Postgres has various built-in roles that may serve your needs, especially pg_read_all_data and pg_write_all_data. You can constrain the access via other objects, but a user that can CONNECT to a database and has USAGE granted to a schema will be able to read or write data depending on which privileges have been given.

Column and Row Access

Additional ways of constraining permissions are available as well. We won't go over them in detail here, but you can constrain which columns on a table can be accessed by a role, and you can even control which rows can be accessed.

It's often sufficient to allow your application logic to control which columns are available by only selecting the appropriate columns. Row-level security can usually be enforced with your where clause, often in conjunction with authorization data made available to your application such as claims in a JWT, etc. When you need an extra layer of protection though, having the database enforce access as granularly as you like can be helpful.

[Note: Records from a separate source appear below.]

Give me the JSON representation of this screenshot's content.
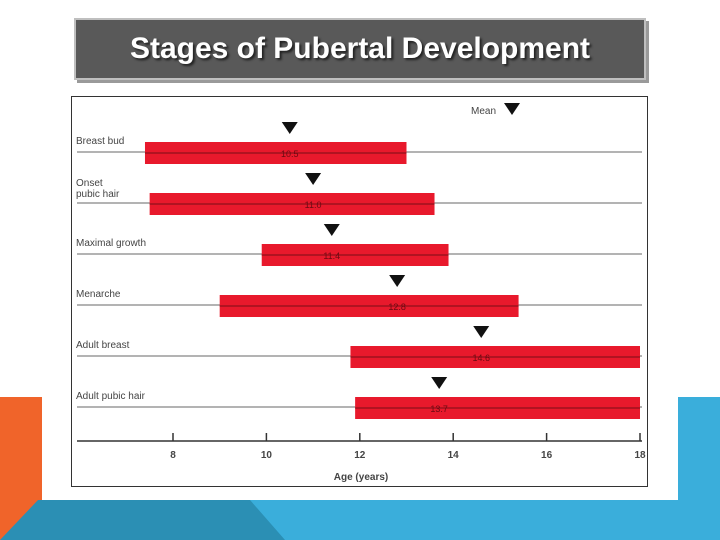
{
  "slide": {
    "title": "Stages of Pubertal Development"
  },
  "colors": {
    "bar": "#e8192c",
    "bar_line": "#7a0d16",
    "grid_line": "#9a9a9a",
    "axis": "#333333",
    "title_bg": "#595959"
  },
  "chart_data": {
    "type": "bar",
    "orientation": "horizontal-range",
    "xlabel": "Age (years)",
    "xlim": [
      6,
      18
    ],
    "x_ticks": [
      8,
      10,
      12,
      14,
      16,
      18
    ],
    "mean_label": "Mean",
    "categories": [
      {
        "label": [
          "Breast bud"
        ],
        "start": 7.4,
        "end": 13.0,
        "mean": 10.5,
        "mean_text": "10.5"
      },
      {
        "label": [
          "Onset",
          "pubic hair"
        ],
        "start": 7.5,
        "end": 13.6,
        "mean": 11.0,
        "mean_text": "11.0"
      },
      {
        "label": [
          "Maximal growth"
        ],
        "start": 9.9,
        "end": 13.9,
        "mean": 11.4,
        "mean_text": "11.4"
      },
      {
        "label": [
          "Menarche"
        ],
        "start": 9.0,
        "end": 15.4,
        "mean": 12.8,
        "mean_text": "12.8"
      },
      {
        "label": [
          "Adult breast"
        ],
        "start": 11.8,
        "end": 18.0,
        "mean": 14.6,
        "mean_text": "14.6"
      },
      {
        "label": [
          "Adult pubic hair"
        ],
        "start": 11.9,
        "end": 18.0,
        "mean": 13.7,
        "mean_text": "13.7"
      }
    ]
  }
}
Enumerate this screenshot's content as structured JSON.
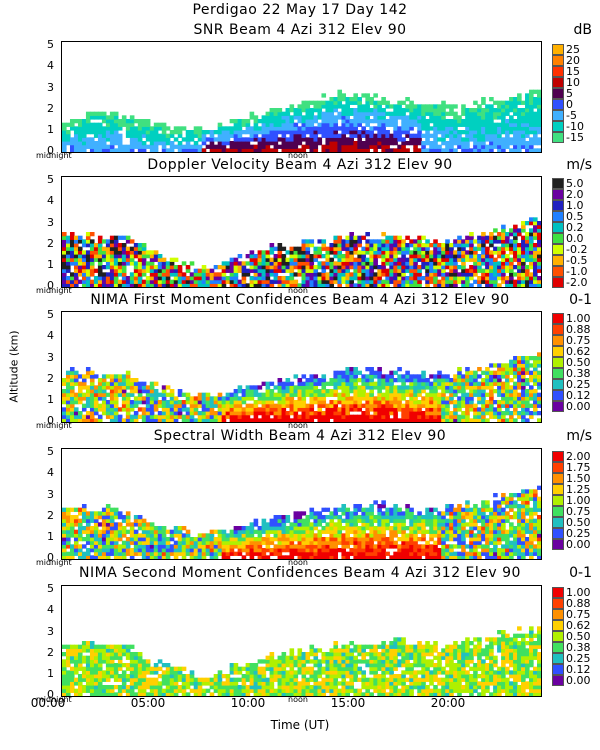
{
  "header": {
    "line1": "Perdigao  22 May 17 Day 142"
  },
  "ylabel": "Altitude (km)",
  "xlabel": "Time (UT)",
  "xticks": [
    "00:00",
    "05:00",
    "10:00",
    "15:00",
    "20:00"
  ],
  "marker_left": "midnight",
  "marker_mid": "noon",
  "panels": [
    {
      "id": "snr",
      "title": "SNR Beam 4 Azi 312 Elev 90",
      "unit": "dB",
      "yticks": [
        "5",
        "4",
        "3",
        "2",
        "1",
        "0"
      ],
      "colorbar_labels": [
        "25",
        "20",
        "15",
        "10",
        "5",
        "0",
        "-5",
        "-10",
        "-15"
      ],
      "colorbar_colors": [
        "#ffb000",
        "#ff8000",
        "#ff3000",
        "#c00000",
        "#500050",
        "#3050ff",
        "#40b0ff",
        "#00d0c0",
        "#40e080"
      ]
    },
    {
      "id": "doppler",
      "title": "Doppler Velocity Beam 4 Azi 312 Elev 90",
      "unit": "m/s",
      "yticks": [
        "5",
        "4",
        "3",
        "2",
        "1",
        "0"
      ],
      "colorbar_labels": [
        "5.0",
        "2.0",
        "1.0",
        "0.5",
        "0.2",
        "0.0",
        "-0.2",
        "-0.5",
        "-1.0",
        "-2.0"
      ],
      "colorbar_colors": [
        "#202020",
        "#6a00a0",
        "#2020c0",
        "#2080ff",
        "#00c0c0",
        "#40e040",
        "#d0ff00",
        "#ffb000",
        "#ff5000",
        "#e00000"
      ]
    },
    {
      "id": "nima1",
      "title": "NIMA First Moment Confidences Beam 4 Azi 312 Elev 90",
      "unit": "0-1",
      "yticks": [
        "5",
        "4",
        "3",
        "2",
        "1",
        "0"
      ],
      "colorbar_labels": [
        "1.00",
        "0.88",
        "0.75",
        "0.62",
        "0.50",
        "0.38",
        "0.25",
        "0.12",
        "0.00"
      ],
      "colorbar_colors": [
        "#f00000",
        "#ff4000",
        "#ff9000",
        "#ffd000",
        "#b0f000",
        "#40e060",
        "#20c0c0",
        "#3050ff",
        "#6a00a0"
      ]
    },
    {
      "id": "width",
      "title": "Spectral Width Beam 4 Azi 312 Elev 90",
      "unit": "m/s",
      "yticks": [
        "5",
        "4",
        "3",
        "2",
        "1",
        "0"
      ],
      "colorbar_labels": [
        "2.00",
        "1.75",
        "1.50",
        "1.25",
        "1.00",
        "0.75",
        "0.50",
        "0.25",
        "0.00"
      ],
      "colorbar_colors": [
        "#f00000",
        "#ff4000",
        "#ff9000",
        "#ffd000",
        "#b0f000",
        "#40e060",
        "#20c0c0",
        "#3050ff",
        "#6a00a0"
      ]
    },
    {
      "id": "nima2",
      "title": "NIMA Second Moment Confidences Beam 4 Azi 312 Elev 90",
      "unit": "0-1",
      "yticks": [
        "5",
        "4",
        "3",
        "2",
        "1",
        "0"
      ],
      "colorbar_labels": [
        "1.00",
        "0.88",
        "0.75",
        "0.62",
        "0.50",
        "0.38",
        "0.25",
        "0.12",
        "0.00"
      ],
      "colorbar_colors": [
        "#f00000",
        "#ff4000",
        "#ff9000",
        "#ffd000",
        "#b0f000",
        "#40e060",
        "#20c0c0",
        "#3050ff",
        "#6a00a0"
      ]
    }
  ],
  "chart_data": {
    "type": "heatmap",
    "title": "Perdigao  22 May 17 Day 142",
    "xlabel": "Time (UT)",
    "ylabel": "Altitude (km)",
    "xlim_hours": [
      0,
      24
    ],
    "ylim_km": [
      0,
      5
    ],
    "grid": false,
    "panels": [
      {
        "name": "SNR Beam 4 Azi 312 Elev 90",
        "unit": "dB",
        "scale": [
          -15,
          25
        ],
        "echo_top_km": [
          [
            0,
            1.3
          ],
          [
            2,
            2.0
          ],
          [
            4,
            1.5
          ],
          [
            6,
            1.0
          ],
          [
            8,
            1.3
          ],
          [
            10,
            1.8
          ],
          [
            12,
            2.3
          ],
          [
            14,
            2.8
          ],
          [
            16,
            2.5
          ],
          [
            18,
            2.3
          ],
          [
            20,
            2.2
          ],
          [
            22,
            2.5
          ],
          [
            24,
            3.0
          ]
        ]
      },
      {
        "name": "Doppler Velocity Beam 4 Azi 312 Elev 90",
        "unit": "m/s",
        "scale": [
          -2.0,
          5.0
        ],
        "echo_top_km": [
          [
            0,
            2.5
          ],
          [
            3,
            2.3
          ],
          [
            5,
            1.5
          ],
          [
            7,
            0.8
          ],
          [
            9,
            1.6
          ],
          [
            11,
            2.0
          ],
          [
            13,
            2.2
          ],
          [
            15,
            2.4
          ],
          [
            17,
            2.4
          ],
          [
            19,
            2.2
          ],
          [
            21,
            2.5
          ],
          [
            24,
            3.3
          ]
        ]
      },
      {
        "name": "NIMA First Moment Confidences Beam 4 Azi 312 Elev 90",
        "unit": "0-1",
        "scale": [
          0.0,
          1.0
        ],
        "echo_top_km": [
          [
            0,
            2.5
          ],
          [
            3,
            2.3
          ],
          [
            5,
            1.6
          ],
          [
            7,
            1.2
          ],
          [
            9,
            1.6
          ],
          [
            11,
            2.0
          ],
          [
            13,
            2.3
          ],
          [
            15,
            2.5
          ],
          [
            17,
            2.4
          ],
          [
            19,
            2.2
          ],
          [
            21,
            2.5
          ],
          [
            24,
            3.3
          ]
        ]
      },
      {
        "name": "Spectral Width Beam 4 Azi 312 Elev 90",
        "unit": "m/s",
        "scale": [
          0.0,
          2.0
        ],
        "echo_top_km": [
          [
            0,
            2.5
          ],
          [
            3,
            2.3
          ],
          [
            5,
            1.6
          ],
          [
            7,
            1.2
          ],
          [
            9,
            1.6
          ],
          [
            11,
            2.0
          ],
          [
            13,
            2.3
          ],
          [
            15,
            2.6
          ],
          [
            17,
            2.5
          ],
          [
            19,
            2.3
          ],
          [
            21,
            2.7
          ],
          [
            24,
            3.4
          ]
        ]
      },
      {
        "name": "NIMA Second Moment Confidences Beam 4 Azi 312 Elev 90",
        "unit": "0-1",
        "scale": [
          0.0,
          1.0
        ],
        "echo_top_km": [
          [
            0,
            2.6
          ],
          [
            3,
            2.4
          ],
          [
            5,
            1.5
          ],
          [
            7,
            0.9
          ],
          [
            9,
            1.5
          ],
          [
            11,
            2.0
          ],
          [
            13,
            2.3
          ],
          [
            15,
            2.5
          ],
          [
            17,
            2.6
          ],
          [
            19,
            2.4
          ],
          [
            21,
            2.7
          ],
          [
            24,
            3.3
          ]
        ]
      }
    ]
  }
}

You can read more about column-level and row-level security here.

Summary

Permissions in Postgres are highly flexible. This flexibility can make it less straightforward to understand the full power and control available.

  • Permissions are based on granting privileges to various roles on database objects.
  • There are various objects in Postgres, like a database, a schema, a table, etc. The permissions available to each object is different, and the objects roughly form a hierarchy of sorts.
  • Roles can be thought of as users or groups that permissions can be assigned to.
  • Privileges are the various ways that a role can interact with an object. SELECT, INSERT, CREATE, etc. Permissions can be inherited from other users or groups that a role belongs to.
  • Don't forget about default privileges in your process
  • Don't be afraid to have a good GUI tool as an option for administering your server. It can make things like reasoning about objects and privileges a lot easier.

While far from comprehensive, hopefully this guide can help you wrap your head around some of the basic concepts of administering permissions in Postgres, and give you a foundation to research specific needs further.